La veuve Rioul se courba un peu, pour la seconde fois.

– Madame Pascale, si vous acceptiez de retourner et de manger leur pain, comme un sacrifice ?…

La vieille femme reprit le chemin de la maison, appliquée en apparence à son tricot. Et le mot qu’elle venait de dire était si grand, et il avait eu tant de force autrefois sur l’âme de Pascale, qu’il retrouva encore un reste de puissance.

Le soir remplaçait le jour. Il faisait chaud dans le creux de la jachère comme dans un four dont on a retiré la braise. Rien ne luisait plus, ni là, ni en avant, aussi loin que le regard pouvait s’étendre sur la ville.

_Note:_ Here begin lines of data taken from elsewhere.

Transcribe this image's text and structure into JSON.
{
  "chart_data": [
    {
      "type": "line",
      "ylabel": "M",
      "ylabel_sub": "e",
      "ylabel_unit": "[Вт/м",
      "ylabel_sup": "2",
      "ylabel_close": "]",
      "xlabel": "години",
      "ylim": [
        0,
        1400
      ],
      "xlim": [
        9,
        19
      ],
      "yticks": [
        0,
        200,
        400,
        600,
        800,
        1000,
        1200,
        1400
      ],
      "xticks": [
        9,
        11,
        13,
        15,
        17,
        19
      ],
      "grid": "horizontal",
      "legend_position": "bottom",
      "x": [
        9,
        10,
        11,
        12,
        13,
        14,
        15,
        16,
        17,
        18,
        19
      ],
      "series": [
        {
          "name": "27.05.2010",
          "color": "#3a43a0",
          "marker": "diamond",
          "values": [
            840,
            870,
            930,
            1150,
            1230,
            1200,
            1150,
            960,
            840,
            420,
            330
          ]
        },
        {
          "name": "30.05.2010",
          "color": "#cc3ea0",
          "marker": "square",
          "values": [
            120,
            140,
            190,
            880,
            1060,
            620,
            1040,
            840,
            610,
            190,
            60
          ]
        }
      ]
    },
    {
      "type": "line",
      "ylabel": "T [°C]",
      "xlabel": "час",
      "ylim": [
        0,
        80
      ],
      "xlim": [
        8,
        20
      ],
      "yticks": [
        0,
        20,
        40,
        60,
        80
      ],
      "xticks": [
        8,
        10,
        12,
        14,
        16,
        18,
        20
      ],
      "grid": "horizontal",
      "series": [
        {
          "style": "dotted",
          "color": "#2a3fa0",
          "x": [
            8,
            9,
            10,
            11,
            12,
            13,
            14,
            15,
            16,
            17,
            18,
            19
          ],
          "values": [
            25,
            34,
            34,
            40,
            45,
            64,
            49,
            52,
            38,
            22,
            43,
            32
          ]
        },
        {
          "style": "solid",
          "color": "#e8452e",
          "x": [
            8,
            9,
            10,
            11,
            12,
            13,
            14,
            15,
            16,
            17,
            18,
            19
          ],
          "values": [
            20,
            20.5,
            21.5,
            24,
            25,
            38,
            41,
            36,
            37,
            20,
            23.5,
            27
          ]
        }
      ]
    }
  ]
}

Le soleil était derrière Montauri, et il n’y avait plus dans sa gloire que les pins parasols plantés sur la colline, et qui tenaient des gerbes de rayons tout plein leurs griffes. Pascale se leva.

Quand elle entra dans la cuisine, la Prayou, stupéfaite, s’arrêta d’éplucher des oignons qu’elle coupait en rondelles.

– Que viens-tu faire ?

– Donnez-moi une serviette et de l’eau ; je veux me laver.

– Ici ?

– Oui.

– Mais… je veux bien.

– Et donnez-moi aussi du pain : je suis à jeun depuis ce matin.

– Allons ! te voilà redevenue raisonnable, je le vois !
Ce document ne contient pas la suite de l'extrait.